Minx Air 100 と 200 の両方に失望があるとすれば、それはスピーカーのハードウェア自体で、この価格帯のオーディオシステムに期待するものとは少し異なります。300 ドル以上のスピーカーシステムのほとんどは、高音、中音、低音を差別的に処理するために 4 つ以上のドライバーを使用しています。私たちがテストした、その半分の価格の優れた Bluetooth システムの中には、この目的のために 4 ~ 8 個のドライバーを備えているものもあります。対照的に、Minx Air 100 は 4 インチドライバーを 2 つしか搭載しておらず、どちらも 449 ドルのシステムとしては異様に大きく数も少ないです。一方、Minx Air 200 は 2.25 インチドライバーを 2 つと 6 インチのサブウーファーを搭載しており、600 ドルのモデルとしては同様にスペック不足です。唯一のプラス点は、どちらの Minx Air システムもドライバーが大きいことです。これが頑丈なエンクロージャーの補強と相まって、優れた大音量パフォーマンスにつながっています。

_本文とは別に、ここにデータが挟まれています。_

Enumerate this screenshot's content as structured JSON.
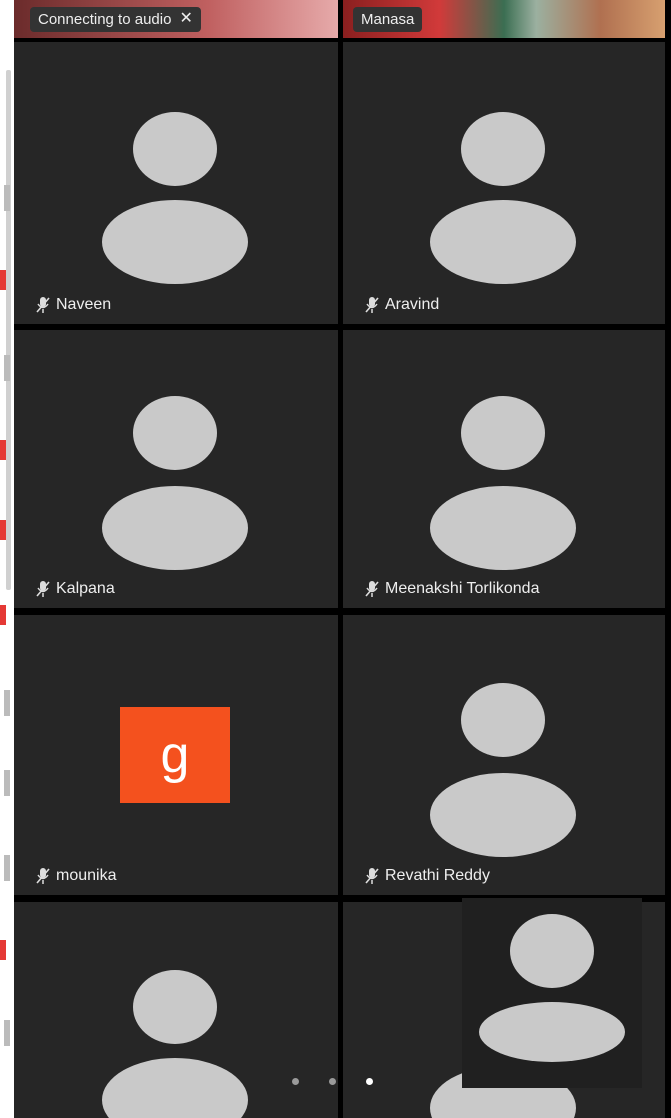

音質だけで判断すると、ほとんどの用途において、8ドライバーの150ドルのLogitech Wireless Boomboxや、その次に登場した250ドルのLogitech UE BoomboxよりもMinx Air 100を推奨するのは難しいでしょう。通常のニアフィールドリスニングレベルでは、Minx Air 100は、大型の4インチドライバーが補助なしでオーディオスペクトルを可能な限り再現すると期待される、フラットで中低音重視のプレゼンテーションで音楽を再生します。中低音に若干の力強さが聞こえ、スピーカーの背面ダイヤルまたはデジタルリモコン/アプリコントロールを使用して低音をより肉厚なレベルまでブーストできますが、高音のきらめきはなく、曲は細部までこだわったものではなく、暖かみのある音で再生されます。Cambridge Audioの名誉のために言っておきますが、音質は悪くありません。トップクラスの300ドルのスピーカー、ましてや450ドルのモデルの基準からすると、まったく感銘を受けるようなものではありません。

Minx Air 200 は、3 つのドライバーからなるスピーカー アレイを使用して、多少異なる結果を実現します。